Saturday, September 6, 2008

the games we play

this is inspired by an article i recently read in a magazine called, "the games we play," which talks about the little games that we carry on from childhood to adulthood.

full disclosure on the games i still play:


i lip sync all the time. not just discreet mouthing of the words while i'm on my computer, either. i mean, full on hairbrush-as-a-microphone, facial contortion, i am woman hear me convincingly-mimic-a-roar splendor.

i play with my hair in the shower, using shampoo to sculpt my hair into sudsy masterpieces. my favorites include: anne as a rooster, anne as elvis, anne as a hard core punk, anne as a tsunami, and anne as alfalfa.

i choreograph dance routines in the shower and in my bedroom, and will usually act out some of the moves until i realize i have neither the skill nor the know-how to perform my routines. oh, but they're so dope!

i have conversations with myself all the time, though usually not out loud. i'll essentially run through an entire dialogue with someone in my mind -- sometimes a close friend, sometimes a casual acquaintance with whom i'd like to have such a conversation one day. the convo will usually be about politics or sex or memories or love or relationships, all those things that knead my thoughts, that i hope to one day be wise about though i'm still, clearly, a novice.

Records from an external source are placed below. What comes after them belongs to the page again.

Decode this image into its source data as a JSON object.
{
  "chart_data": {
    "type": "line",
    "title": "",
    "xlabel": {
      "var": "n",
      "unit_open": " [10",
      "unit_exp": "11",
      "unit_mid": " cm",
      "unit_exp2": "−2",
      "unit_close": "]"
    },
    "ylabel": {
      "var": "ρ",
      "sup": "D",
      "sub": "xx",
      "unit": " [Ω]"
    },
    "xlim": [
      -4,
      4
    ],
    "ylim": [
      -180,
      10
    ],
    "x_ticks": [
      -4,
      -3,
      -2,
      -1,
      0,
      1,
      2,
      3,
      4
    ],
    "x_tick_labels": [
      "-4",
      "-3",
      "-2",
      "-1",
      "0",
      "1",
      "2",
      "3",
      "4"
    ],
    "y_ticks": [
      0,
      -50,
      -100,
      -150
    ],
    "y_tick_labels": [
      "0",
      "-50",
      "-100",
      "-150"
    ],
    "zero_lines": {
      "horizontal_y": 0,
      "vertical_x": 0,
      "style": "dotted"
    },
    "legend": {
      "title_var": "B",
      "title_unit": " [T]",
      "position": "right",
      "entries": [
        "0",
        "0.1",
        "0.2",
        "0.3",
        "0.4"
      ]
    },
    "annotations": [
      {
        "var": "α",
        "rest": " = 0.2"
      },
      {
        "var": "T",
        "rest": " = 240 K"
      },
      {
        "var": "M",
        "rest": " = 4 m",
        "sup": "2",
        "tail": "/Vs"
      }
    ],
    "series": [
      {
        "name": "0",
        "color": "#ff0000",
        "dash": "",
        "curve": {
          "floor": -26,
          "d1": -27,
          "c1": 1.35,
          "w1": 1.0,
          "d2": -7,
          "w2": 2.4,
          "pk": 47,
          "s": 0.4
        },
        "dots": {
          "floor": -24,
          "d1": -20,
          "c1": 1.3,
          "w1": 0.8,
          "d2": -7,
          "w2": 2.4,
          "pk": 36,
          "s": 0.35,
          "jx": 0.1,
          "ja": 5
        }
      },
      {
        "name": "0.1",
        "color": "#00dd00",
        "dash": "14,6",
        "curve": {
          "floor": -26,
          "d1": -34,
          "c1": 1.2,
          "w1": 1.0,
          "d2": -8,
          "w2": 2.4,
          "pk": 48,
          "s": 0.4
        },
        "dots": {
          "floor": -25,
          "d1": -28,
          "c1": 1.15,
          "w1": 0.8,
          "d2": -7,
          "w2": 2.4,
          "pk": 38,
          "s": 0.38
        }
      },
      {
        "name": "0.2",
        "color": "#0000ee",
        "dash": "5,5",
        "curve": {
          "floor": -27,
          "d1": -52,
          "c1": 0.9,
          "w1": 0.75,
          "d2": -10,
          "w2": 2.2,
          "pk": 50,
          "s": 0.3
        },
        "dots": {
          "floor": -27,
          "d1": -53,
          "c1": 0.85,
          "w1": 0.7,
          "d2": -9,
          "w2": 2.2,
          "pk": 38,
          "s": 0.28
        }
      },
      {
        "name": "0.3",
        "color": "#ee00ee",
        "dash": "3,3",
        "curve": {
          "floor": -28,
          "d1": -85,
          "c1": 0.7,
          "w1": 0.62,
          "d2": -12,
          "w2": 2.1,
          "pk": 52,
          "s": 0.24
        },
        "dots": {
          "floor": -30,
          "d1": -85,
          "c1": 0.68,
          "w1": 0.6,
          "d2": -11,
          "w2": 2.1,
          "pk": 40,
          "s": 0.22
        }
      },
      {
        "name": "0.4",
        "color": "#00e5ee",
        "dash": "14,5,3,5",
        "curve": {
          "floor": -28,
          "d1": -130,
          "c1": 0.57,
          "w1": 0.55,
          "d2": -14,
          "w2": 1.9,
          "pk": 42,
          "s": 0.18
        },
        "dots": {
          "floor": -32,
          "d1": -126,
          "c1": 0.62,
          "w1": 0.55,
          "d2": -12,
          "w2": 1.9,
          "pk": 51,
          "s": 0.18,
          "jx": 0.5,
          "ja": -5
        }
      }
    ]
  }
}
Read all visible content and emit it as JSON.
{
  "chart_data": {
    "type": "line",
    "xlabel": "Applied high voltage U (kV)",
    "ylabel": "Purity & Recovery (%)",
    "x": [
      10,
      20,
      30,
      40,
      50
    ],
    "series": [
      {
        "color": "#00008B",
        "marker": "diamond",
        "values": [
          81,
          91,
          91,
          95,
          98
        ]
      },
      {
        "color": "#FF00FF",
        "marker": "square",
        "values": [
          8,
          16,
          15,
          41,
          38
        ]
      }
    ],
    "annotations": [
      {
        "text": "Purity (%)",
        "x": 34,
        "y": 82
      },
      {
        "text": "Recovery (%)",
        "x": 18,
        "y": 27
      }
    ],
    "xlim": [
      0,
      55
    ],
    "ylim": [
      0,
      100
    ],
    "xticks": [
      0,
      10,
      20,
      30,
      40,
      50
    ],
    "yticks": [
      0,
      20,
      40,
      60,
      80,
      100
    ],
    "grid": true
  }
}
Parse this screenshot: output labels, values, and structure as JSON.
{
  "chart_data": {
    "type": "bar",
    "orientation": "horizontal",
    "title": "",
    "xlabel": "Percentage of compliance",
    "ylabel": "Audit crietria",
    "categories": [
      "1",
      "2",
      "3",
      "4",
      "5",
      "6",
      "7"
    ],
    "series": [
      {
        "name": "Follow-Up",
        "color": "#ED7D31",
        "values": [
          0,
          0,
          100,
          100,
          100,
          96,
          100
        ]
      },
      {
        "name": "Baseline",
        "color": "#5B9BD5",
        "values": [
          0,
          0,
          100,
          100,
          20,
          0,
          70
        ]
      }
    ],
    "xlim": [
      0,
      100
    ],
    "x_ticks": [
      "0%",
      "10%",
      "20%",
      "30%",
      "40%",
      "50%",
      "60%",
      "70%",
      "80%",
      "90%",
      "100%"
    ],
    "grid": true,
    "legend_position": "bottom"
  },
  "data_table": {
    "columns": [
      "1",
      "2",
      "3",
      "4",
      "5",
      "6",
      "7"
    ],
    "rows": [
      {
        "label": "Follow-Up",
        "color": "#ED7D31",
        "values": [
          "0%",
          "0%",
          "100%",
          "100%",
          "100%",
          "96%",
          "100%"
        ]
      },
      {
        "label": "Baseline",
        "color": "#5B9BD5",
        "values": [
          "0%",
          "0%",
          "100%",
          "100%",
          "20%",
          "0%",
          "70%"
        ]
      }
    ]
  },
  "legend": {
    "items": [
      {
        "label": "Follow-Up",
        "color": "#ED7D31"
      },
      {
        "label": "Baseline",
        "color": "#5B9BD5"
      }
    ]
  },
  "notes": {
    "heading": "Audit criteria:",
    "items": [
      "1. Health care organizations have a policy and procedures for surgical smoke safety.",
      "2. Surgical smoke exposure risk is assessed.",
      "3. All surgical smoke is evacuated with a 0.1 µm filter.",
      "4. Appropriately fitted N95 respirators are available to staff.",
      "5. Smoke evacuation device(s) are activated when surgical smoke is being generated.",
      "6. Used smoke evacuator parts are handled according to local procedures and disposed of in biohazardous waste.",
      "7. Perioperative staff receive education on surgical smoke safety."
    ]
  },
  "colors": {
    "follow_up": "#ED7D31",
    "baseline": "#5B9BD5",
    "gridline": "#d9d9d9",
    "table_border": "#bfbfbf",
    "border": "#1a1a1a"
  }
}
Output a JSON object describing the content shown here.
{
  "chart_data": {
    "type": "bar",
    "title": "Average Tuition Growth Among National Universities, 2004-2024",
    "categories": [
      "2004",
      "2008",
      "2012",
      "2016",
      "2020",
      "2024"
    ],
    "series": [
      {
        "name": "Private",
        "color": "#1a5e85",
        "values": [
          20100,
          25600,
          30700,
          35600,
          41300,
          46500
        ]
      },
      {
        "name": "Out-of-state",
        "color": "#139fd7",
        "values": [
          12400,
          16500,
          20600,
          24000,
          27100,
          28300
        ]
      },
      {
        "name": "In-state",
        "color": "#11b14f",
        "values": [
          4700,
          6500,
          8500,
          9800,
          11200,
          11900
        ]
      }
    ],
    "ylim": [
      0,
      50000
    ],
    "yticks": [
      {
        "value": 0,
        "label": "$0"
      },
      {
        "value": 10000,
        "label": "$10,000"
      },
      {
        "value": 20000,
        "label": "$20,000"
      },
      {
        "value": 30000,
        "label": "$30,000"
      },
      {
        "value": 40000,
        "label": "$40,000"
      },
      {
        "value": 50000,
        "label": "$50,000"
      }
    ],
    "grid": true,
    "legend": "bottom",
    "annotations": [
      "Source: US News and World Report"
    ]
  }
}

i thumb-war when there's a lull in conversation.

i used to pretend i was some sort of woodland animal before i went to bed and when i woke up: that i had to burrow deep inside the covers to sleep and protect myself from all manner of evil night time villains (panthers, ghosts, cougars, robbers, etc). i still feel this way when i wake up in the morning, except the evil villain is work.

on occasion, i still try to see if i can move things with my mind. or will somebody to do something, like call me.

on nights when i'm home alone, i sometimes put on lipstick -- a color i haven't put on in a while, like a deep hibiscus red or my glossiest, stickiest cotton candy pink. lipstick melts off my lips like ice cream down a waffle cone, so i never really get to enjoy lipstick at work or out in public. but at home, poring over a book or a fresh piece of writing, or even just watching a movie, my lipstick becomes a naughty secret held between the walls, a pop of glamour, evidence that i'm still my favorite audience to play dress-up for.